Santos pożegna Błaszczykowskiego. Na własnych warunkach
Wydawać by się mogło, że Portugalczyk nieco uległ ws. pożegnania Jakuba Błaszczykowskiego. Santos przecież wcale nie chciał grać z Niemcami i otwarcie skrytykował PZPN za organizację tego sparingu, ale po kilku dniach medialnej burzy sprostował, że szanuje polskie zwyczaje i pożegnalny mecz wieloletniego kapitana Biało-Czerwonych się odbędzie.
Wspomnianą formułkę powtórzył także podczas wtorkowej konferencji prasowej, jednak szybko wyznaczył granice. Błaszczykowski nie znajdzie się w kadrze na mecz z Mołdawią, z Niemcami zagra 16 minut i prawdopodobnie nie będzie trenował z drużyną. W ten sposób wilk (opinia publiczna) będzie syty i owca (plan Santosa) cała.
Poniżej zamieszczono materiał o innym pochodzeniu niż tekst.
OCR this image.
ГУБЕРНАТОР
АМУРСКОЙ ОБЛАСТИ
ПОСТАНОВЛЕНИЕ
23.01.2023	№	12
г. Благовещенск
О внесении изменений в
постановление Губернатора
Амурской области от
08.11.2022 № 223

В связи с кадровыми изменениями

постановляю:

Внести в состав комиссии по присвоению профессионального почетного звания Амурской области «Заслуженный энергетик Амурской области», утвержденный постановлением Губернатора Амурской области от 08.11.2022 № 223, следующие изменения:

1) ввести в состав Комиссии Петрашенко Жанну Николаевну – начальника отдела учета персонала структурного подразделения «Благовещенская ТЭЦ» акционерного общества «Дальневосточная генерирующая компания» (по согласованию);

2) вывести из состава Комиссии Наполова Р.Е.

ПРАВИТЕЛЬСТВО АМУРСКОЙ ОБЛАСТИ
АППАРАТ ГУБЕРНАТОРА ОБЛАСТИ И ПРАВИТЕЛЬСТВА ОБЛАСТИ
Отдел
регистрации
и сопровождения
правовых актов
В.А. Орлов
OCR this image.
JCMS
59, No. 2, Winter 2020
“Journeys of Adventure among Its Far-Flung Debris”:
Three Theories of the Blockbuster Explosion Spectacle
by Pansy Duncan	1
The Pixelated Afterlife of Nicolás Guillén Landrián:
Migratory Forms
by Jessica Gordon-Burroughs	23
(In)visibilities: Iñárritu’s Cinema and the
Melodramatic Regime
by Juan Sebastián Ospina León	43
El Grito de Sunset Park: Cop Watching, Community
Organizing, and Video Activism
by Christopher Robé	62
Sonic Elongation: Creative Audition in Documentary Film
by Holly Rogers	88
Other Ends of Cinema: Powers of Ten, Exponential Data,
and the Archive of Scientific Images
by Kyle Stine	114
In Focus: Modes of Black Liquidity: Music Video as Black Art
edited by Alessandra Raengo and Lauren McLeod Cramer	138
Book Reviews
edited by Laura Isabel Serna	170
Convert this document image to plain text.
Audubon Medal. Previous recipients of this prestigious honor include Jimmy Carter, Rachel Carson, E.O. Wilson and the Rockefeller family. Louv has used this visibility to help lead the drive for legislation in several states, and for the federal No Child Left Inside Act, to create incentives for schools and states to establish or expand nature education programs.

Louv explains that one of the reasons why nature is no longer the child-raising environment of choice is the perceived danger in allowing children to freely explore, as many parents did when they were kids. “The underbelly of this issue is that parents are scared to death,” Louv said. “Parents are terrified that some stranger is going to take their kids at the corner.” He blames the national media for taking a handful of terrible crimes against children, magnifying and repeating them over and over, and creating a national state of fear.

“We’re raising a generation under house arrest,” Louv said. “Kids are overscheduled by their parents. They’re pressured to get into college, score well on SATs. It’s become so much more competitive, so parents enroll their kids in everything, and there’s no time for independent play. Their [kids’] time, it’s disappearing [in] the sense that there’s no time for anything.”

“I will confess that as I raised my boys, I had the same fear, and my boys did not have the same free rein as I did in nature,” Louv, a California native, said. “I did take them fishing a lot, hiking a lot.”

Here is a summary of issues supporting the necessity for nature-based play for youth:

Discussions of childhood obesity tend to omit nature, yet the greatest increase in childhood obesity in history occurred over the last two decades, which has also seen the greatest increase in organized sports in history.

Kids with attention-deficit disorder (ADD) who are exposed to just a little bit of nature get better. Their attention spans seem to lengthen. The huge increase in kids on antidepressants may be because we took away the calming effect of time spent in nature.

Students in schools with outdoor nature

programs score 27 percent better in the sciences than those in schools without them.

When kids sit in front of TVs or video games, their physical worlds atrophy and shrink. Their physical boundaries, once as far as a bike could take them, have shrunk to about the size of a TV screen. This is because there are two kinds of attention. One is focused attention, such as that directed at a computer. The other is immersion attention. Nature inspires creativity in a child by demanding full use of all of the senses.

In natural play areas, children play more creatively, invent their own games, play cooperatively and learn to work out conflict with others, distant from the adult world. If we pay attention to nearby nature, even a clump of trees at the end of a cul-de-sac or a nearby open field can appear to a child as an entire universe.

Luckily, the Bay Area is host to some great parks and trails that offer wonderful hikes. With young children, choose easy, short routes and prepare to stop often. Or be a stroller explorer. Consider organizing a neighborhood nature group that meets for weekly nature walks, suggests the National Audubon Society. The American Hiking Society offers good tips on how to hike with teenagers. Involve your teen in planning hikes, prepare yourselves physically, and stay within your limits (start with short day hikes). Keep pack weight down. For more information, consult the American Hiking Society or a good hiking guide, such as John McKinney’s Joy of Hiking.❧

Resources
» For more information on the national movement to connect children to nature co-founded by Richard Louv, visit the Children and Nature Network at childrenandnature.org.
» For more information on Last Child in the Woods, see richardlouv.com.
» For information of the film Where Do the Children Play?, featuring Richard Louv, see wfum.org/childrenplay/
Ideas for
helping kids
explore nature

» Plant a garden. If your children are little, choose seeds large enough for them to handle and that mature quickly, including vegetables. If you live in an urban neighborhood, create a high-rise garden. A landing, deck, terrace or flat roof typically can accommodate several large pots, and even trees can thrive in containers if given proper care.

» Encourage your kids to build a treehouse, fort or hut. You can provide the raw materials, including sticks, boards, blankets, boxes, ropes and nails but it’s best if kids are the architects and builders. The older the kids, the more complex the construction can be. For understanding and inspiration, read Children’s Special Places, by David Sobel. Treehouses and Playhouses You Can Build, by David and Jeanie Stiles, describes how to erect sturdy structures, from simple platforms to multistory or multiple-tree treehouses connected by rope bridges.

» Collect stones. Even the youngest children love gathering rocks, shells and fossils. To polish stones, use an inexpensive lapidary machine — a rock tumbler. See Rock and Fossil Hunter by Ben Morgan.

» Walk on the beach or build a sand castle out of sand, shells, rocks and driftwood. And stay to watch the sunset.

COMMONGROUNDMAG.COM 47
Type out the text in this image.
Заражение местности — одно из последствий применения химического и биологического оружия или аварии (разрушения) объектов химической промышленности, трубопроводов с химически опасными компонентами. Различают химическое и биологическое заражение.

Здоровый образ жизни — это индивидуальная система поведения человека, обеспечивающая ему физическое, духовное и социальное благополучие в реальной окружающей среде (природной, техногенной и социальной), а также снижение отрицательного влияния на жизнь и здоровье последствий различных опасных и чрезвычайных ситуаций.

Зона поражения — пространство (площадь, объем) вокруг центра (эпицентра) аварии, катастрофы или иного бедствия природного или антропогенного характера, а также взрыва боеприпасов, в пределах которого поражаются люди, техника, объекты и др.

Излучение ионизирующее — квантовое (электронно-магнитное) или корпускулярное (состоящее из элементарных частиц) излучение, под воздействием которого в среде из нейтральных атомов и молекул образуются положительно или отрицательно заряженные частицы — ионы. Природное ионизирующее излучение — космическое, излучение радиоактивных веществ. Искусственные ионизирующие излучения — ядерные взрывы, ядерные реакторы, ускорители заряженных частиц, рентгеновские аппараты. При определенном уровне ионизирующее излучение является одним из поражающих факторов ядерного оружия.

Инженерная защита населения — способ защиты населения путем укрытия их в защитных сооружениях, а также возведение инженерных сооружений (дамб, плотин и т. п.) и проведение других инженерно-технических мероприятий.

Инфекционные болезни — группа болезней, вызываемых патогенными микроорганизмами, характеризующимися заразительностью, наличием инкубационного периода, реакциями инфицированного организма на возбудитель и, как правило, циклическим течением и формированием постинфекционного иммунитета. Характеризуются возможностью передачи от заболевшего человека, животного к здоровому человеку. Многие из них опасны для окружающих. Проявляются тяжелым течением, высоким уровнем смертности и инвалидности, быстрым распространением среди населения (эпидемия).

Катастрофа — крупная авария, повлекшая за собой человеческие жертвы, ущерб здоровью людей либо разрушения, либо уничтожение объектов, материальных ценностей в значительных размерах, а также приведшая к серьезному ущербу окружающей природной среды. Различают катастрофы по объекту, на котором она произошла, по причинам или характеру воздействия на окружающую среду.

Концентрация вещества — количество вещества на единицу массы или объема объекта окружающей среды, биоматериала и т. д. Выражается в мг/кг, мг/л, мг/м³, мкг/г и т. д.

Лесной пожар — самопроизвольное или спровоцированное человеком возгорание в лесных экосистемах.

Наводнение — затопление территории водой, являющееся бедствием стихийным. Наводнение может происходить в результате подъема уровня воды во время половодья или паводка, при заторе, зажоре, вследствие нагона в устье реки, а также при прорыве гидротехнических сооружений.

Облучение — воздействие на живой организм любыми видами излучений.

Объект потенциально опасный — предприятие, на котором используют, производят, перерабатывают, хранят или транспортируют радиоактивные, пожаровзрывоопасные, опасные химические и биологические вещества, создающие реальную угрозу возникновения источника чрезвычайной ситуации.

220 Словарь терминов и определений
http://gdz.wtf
Jest diagnoza, czas na rozwiązania
Część miejsc, które media obsadzały znanymi nazwiskami, przypadła w udziale zawodnikom nieoczywistym. Santos postawił na Mateusza Łęgowskiego z Pogoni i Bena Ledermana z Rakowa Częstochowa. Obaj grają regularnie w swoich klubach i są pożyteczni w środku pola. Na zgrupowaniu pojawi się także Bartosz Slisz z Legii Warszawa. W najbliższych tygodniach ci piłkarze zapewne nie będą grać pierwszych skrzypiec w kadrze, ale ich powołania sugerują, że Portugalczyk dostrzega problem w linii pomocy Biało-Czerwonych i szuka jego rozwiązania. Opcją "na teraz" wydaje się opromieniony dubletem w barwach AEK Ateny Damian Szymański.
REKLAMA
Podobnie należy odczytać w kontekście bloku obronnego powołanie dla Przemysława Wiśniewskiego, który krótko po transferze do Spezii wzbudził zainteresowanie klubów Premier League. Czy 24-latek podąży drogą Jakuba Kiwiora? Niewykluczone, że Santos da szansę obu defensorom, być może nawet w duecie.
Proces adaptacji
- Na początku musieliśmy przejść proces adaptacji, musiałem się dopasować. Staram się dostosowywać - oświadczył Santos, zapytany o swój pobyt w Polsce. Trzeba przyznać, że zwłaszcza jego początek nie należał do łatwych. Odpryski "afery premiowej", dwa ciosy obuchem na starcie meczu z Czechami i wymęczone zwycięstwo ze słabiutką Albanią nie złożyły się na wymarzony start.
Santos przyznał jednak, że ma świadomość popełnionych błędów i tego, że zbyt optymistycznie podszedł do ustalania taktyki na mecz w Pradze. Widać, że Portugalczyk wyciągnął wnioski i szuka nowych rozwiązań. Czy okażą się one słuszne? Sparing z Niemcami i spotkanie z Mołdawią nie dostarczą wiążącej odpowiedzi na to pytanie, ale wskażą, czy selekcjoner obrał właściwy kierunek.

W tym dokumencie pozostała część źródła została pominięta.